# New Little Medium Format!



## JKnobelock (Apr 23, 2009)

so i picked up this little Ansco Clipper Camera at an antique shop. came in the original box, and instructions, and even had a half shot roll of 616 film


----------



## mrsifuentes (Apr 23, 2009)

JKnobelock said:


> so i picked up this little Ansco Clipper Camera at an antique shop. came in the original box, and instructions, and even had a half shot roll of 616 film



Awesome! Congrats. I am still saving cash for my medium format. Tell me more about the 616 film. I only know of 120 & 220.


----------



## Dwig (Apr 23, 2009)

mrsifuentes said:


> ...Tell me more about the 616 film. I only know of 120 & 220.



616, and its "sister" format 116, have been obsolete for many decades. They were roll films like 120, film taped to a longer paper roll, but were wider. 120, along with its sister formats 105, 117, 220, and 620, is 62.5mm wide. 616 and 116 (they differ only in the size of the spool) are 70mm wide.

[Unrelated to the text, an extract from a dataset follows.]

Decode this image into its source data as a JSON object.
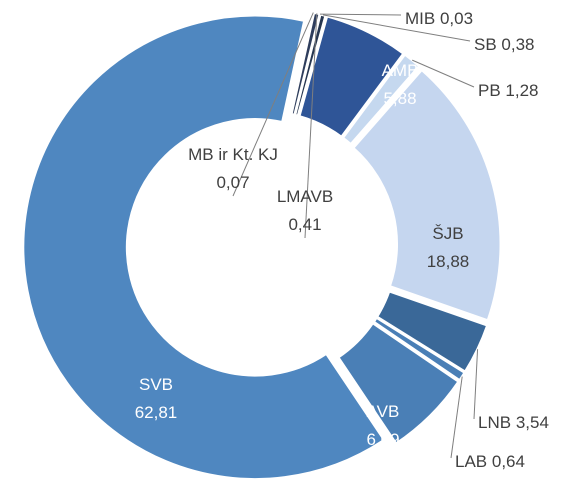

Wikipedia is, as usual, a good resource: 616 film - Wikipedia, the free encyclopedia


----------



## JKnobelock (Apr 23, 2009)

yea 616 has been out of production for a while... however, since i have to spools of it, i can rig up so the 120 film will work fine!


----------



## randerson07 (Apr 24, 2009)

I have one very similar to yours
Agfa Clipper Special - a set on Flickr

I force 120 rolls into it. It came with one 616 reel, I leave the 616 reel in the takeup spot. I then take a 120 roll and shove about a 1/2" piece of drywall anchor into the top hole of the 120 roll to make it the same length as a 616 roll. Insert it into the camera and adjust the drywall anchor as needed to get it to spin freely and your all set. Not sure if that explanation tells the whole story, but it works.

Its a fun little camera.


----------



## JKnobelock (Apr 24, 2009)

randerson07 said:


> I have one very similar to yours
> Agfa Clipper Special - a set on Flickr
> 
> I force 120 rolls into it. It came with one 616 reel, I leave the 616 reel in the takeup spot. I then take a 120 roll and shove about a 1/2" piece of drywall anchor into the top hole of the 120 roll to make it the same length as a 616 roll. Insert it into the camera and adjust the drywall anchor as needed to get it to spin freely and your all set. Not sure if that explanation tells the whole story, but it works.
> ...



thats a nice little camera.... yea ive looked at how to work 120 into the camera... luckily it came with 2 of the 616 spools.... so im gonna try pretty much the same thing you did.


----------